RNA extraction was carried out by using RNeasy plant mini kit (QiaGen, GmbH, Hilden, Germany) and cDNAs were synthesized by using Superscript III (Invitrogen, Carlsbad, CA, USA) with random primers according to manufacturer’s instructions. In order to test for the treatment effectiveness, control genes were amplified by RT-PCR. These genes were: ABA-inducible RD22 gene (NM_122472) (Yamaguchi-Shinozaki and Shinozaki, 1993b) (RD22Up: GTGGCTAAGAAGAACGCACCGATGC and RD22Low: CTCTAATTTTATTATAGGTTTTTGCAAAAC primers were used); IAA-inducible SAUR-AC1 gene (S70188) (Gil et al. 1994) (SAUR-AC1Up: TTGAGGAGTTTCTTGGGTGC and SAUR-AC1Low: CATGGTATTGTTAAGCCGCC), GA3-inducible APT1 (NM_179383) (Moffatt et al. 1994) (APT1Up: TCCCAGAATCGCTAAGATTGCC and APT1Low: CCTTTCCCTTAAGCTCTG), low temperature-inducible RD-29A (D13044) (Yamaguchi-Shinozaki and Shinozaki, 1993a; Charng et al. 2007) (RD29AUp: GAATGGTGCGACTAAGATGTTTAGGAA and RD29ALow: GTACAGATTCAGTGGGTTTGGTGTAAT), high temperature-inducible HSP21 (EU289266) (Osteryoung et al. 1993) (HSPUp: ATGGCTTCTACACTCTCATTTGCTG and HSPLow: CTACTGAATCTGGACATCGATGACT), light-inducible CHS (Feinbaum and Ausubel, 1988) (NM_121396) (CHSUp: TGCCATAGACGGACATTTGA and CHSLow: TGTCGCCCTCATCTTCTCTT) and wound-inducible Ap2 (BT008480) (Riechmann et al. 2000) (Ap2Up: CAGTAGAGAGATGGAGATGTCTGC and Ap2Low: TGTTACTCGAAGCTTCTCTCACT). Internal control Actin-2 gene was also amplified as mentioned above. In all cases, PCR conditions were: 94ºC for 1 min, 50ºC for 1 min, and 72ºC for 1 min, for 25 cycles.

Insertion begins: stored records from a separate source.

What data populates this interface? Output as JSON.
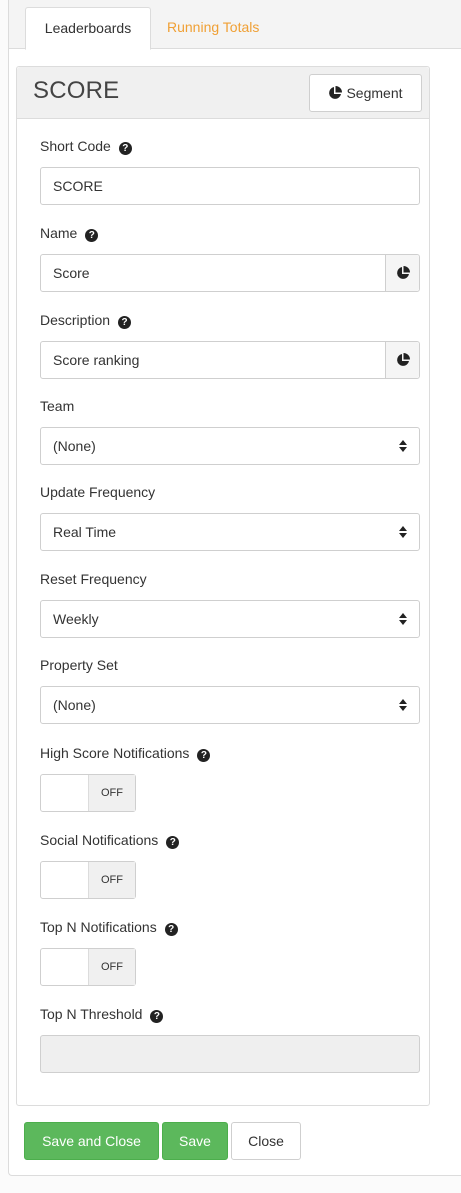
{
  "tabs": [
    {
      "label": "Leaderboards"
    },
    {
      "label": "Running Totals"
    }
  ],
  "panel": {
    "title": "SCORE",
    "segment_label": "Segment"
  },
  "fields": {
    "short_code": {
      "label": "Short Code",
      "value": "SCORE"
    },
    "name": {
      "label": "Name",
      "value": "Score"
    },
    "description": {
      "label": "Description",
      "value": "Score ranking"
    },
    "team": {
      "label": "Team",
      "value": "(None)"
    },
    "update_frequency": {
      "label": "Update Frequency",
      "value": "Real Time"
    },
    "reset_frequency": {
      "label": "Reset Frequency",
      "value": "Weekly"
    },
    "property_set": {
      "label": "Property Set",
      "value": "(None)"
    },
    "high_score_notifications": {
      "label": "High Score Notifications",
      "state": "OFF"
    },
    "social_notifications": {
      "label": "Social Notifications",
      "state": "OFF"
    },
    "top_n_notifications": {
      "label": "Top N Notifications",
      "state": "OFF"
    },
    "top_n_threshold": {
      "label": "Top N Threshold",
      "value": ""
    }
  },
  "help_glyph": "?",
  "buttons": {
    "save_and_close": "Save and Close",
    "save": "Save",
    "close": "Close"
  },
  "colors": {
    "accent_tab": "#f0a035",
    "success": "#5cb85c"
  }
}
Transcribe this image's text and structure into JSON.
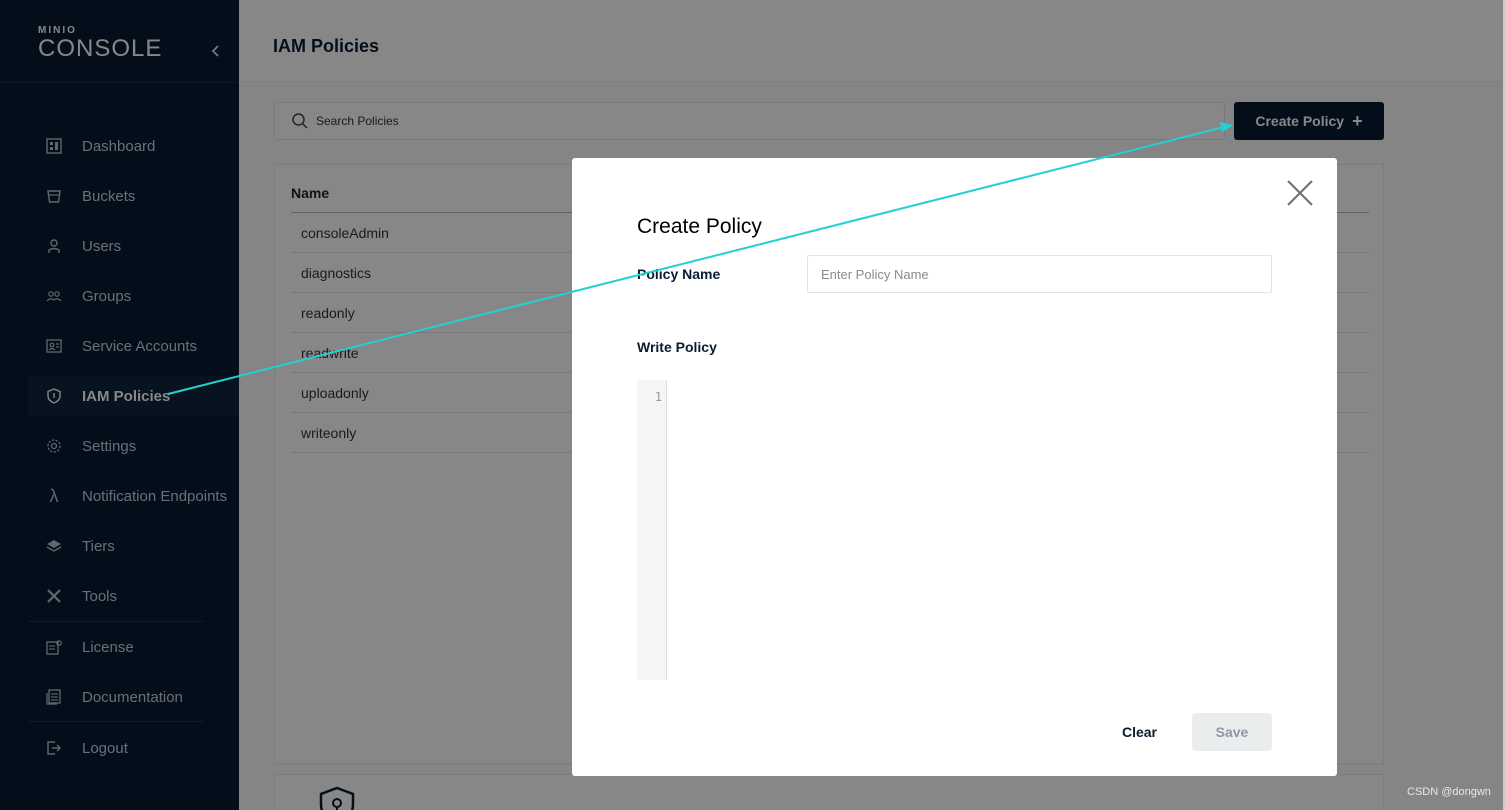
{
  "app": {
    "logo_small": "MINIO",
    "logo_big": "CONSOLE",
    "collapse_icon": "chevron-left-icon"
  },
  "sidebar": {
    "items": [
      {
        "label": "Dashboard",
        "icon": "dashboard-icon",
        "active": false
      },
      {
        "label": "Buckets",
        "icon": "bucket-icon",
        "active": false
      },
      {
        "label": "Users",
        "icon": "user-icon",
        "active": false
      },
      {
        "label": "Groups",
        "icon": "groups-icon",
        "active": false
      },
      {
        "label": "Service Accounts",
        "icon": "service-account-icon",
        "active": false
      },
      {
        "label": "IAM Policies",
        "icon": "shield-icon",
        "active": true
      },
      {
        "label": "Settings",
        "icon": "gear-icon",
        "active": false
      },
      {
        "label": "Notification Endpoints",
        "icon": "lambda-icon",
        "active": false
      },
      {
        "label": "Tiers",
        "icon": "layers-icon",
        "active": false
      },
      {
        "label": "Tools",
        "icon": "tools-icon",
        "active": false
      },
      {
        "label": "License",
        "icon": "license-icon",
        "active": false
      },
      {
        "label": "Documentation",
        "icon": "documentation-icon",
        "active": false
      },
      {
        "label": "Logout",
        "icon": "logout-icon",
        "active": false
      }
    ]
  },
  "header": {
    "title": "IAM Policies"
  },
  "search": {
    "placeholder": "Search Policies",
    "value": ""
  },
  "toolbar": {
    "create_label": "Create Policy",
    "create_icon": "plus-icon"
  },
  "table": {
    "column_header": "Name",
    "rows": [
      "consoleAdmin",
      "diagnostics",
      "readonly",
      "readwrite",
      "uploadonly",
      "writeonly"
    ]
  },
  "modal": {
    "title": "Create Policy",
    "policy_name_label": "Policy Name",
    "policy_name_placeholder": "Enter Policy Name",
    "policy_name_value": "",
    "write_policy_label": "Write Policy",
    "editor_line_number": "1",
    "clear_label": "Clear",
    "save_label": "Save"
  },
  "watermark": "CSDN @dongwn",
  "colors": {
    "sidebar_bg": "#081c33",
    "primary": "#081c33",
    "annotation_arrow": "#25d0d0",
    "save_disabled_bg": "#eaedee"
  }
}
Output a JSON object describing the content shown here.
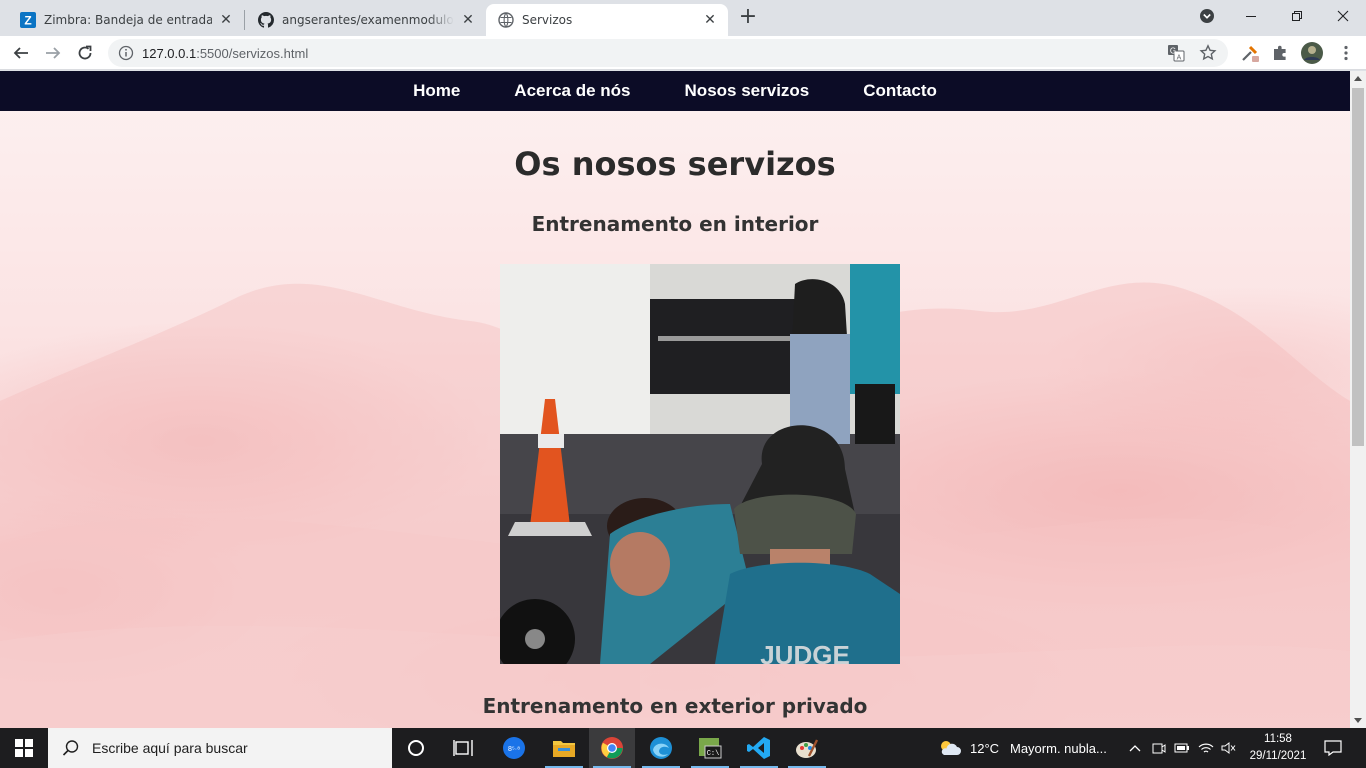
{
  "browser": {
    "tabs": [
      {
        "title": "Zimbra: Bandeja de entrada",
        "favicon": "zimbra-icon",
        "active": false
      },
      {
        "title": "angserantes/examenmoduloangel",
        "favicon": "github-icon",
        "active": false
      },
      {
        "title": "Servizos",
        "favicon": "globe-icon",
        "active": true
      }
    ],
    "close_glyph": "✕",
    "newtab_glyph": "+",
    "url": {
      "host": "127.0.0.1",
      "rest": ":5500/servizos.html"
    },
    "accent": "#dee1e6"
  },
  "page": {
    "nav": [
      "Home",
      "Acerca de nós",
      "Nosos servizos",
      "Contacto"
    ],
    "title": "Os nosos servizos",
    "sections": [
      {
        "heading": "Entrenamento en interior"
      },
      {
        "heading": "Entrenamento en exterior privado"
      }
    ],
    "photo_text": "JUDGE",
    "colors": {
      "nav_bg": "#0c0c26",
      "bg": "#fbe3e3"
    }
  },
  "taskbar": {
    "search_placeholder": "Escribe aquí para buscar",
    "weather": {
      "temp": "12°C",
      "desc": "Mayorm. nubla..."
    },
    "time": "11:58",
    "date": "29/11/2021"
  }
}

Cloning and sequence analysis of the PStSN1 region

To explore the upstream regulatory region of potato StSN1 antimicrobial gene, a 1394 bp DNA fragment, designated PStSN1, was amplified from genomic DNA by combining IPCR and Genome Walker™ strategies as described in Materials and Methods section. A putative transcription start site (TSS) was identified in silico located 33 bp upstream of the first base of the translation start site, satisfying the YR Rule (Yamamoto et al. 2007) and agreeing with previous information regarding the 5’region sequence (Segura et al. 1999). Putative cis-elements TATA-box (-32 bp) and CAAT-box (-48 bp) were also predicted as well as a pyrimidine patch (Y Patch) at -26 bp (Figure 1a). A more detailed bioinformatic search for promoter motifs present in PStSN1 was carried out to define putative cis-acting elements using PLACE and PlantCARE databases (Higo et al. 1999; Rombauts et al. 1999; Lescot et al. 2002). A total of 55 potential regulatory motifs, corresponding to known not common cis-acting element of eukaryotic promoters, were identified considering elements which matrix score >= 5 (Table 1a & b). For further studies predicted elements related to tissue specificity (endosperm, xylem and meristem expression), abiotic stress (heat and low temperature), gibberellin, auxin, defense and light were considered. Fragment sequences confirmed by experiments in this work were indicated in Figure 1b. The remaining elements were related to drought-induction, seed storage metabolism, anaerobic induction, salicylic acid, ethylene or methyl jasmonate-response. In order to study this 5’upstream region of StSN1 gene, a chimeric unit consisting of the GUS reporter gene under the PStSN1 control (PStSN1::GUS) was obtained. Transient expression assays by agroinfiltration of Nicotiana benthamiana leaves confirmed that the cloned region correspond to the PStSN1 promoter (data not shown). Since Arabidopsis thaliana has many advantages as a model system for gene functional studies, such as a short life cycle, small size and well developed study techniques we obtain Arabidopsis transgenic lines expressing PStSN1::GUS for stable expression studies.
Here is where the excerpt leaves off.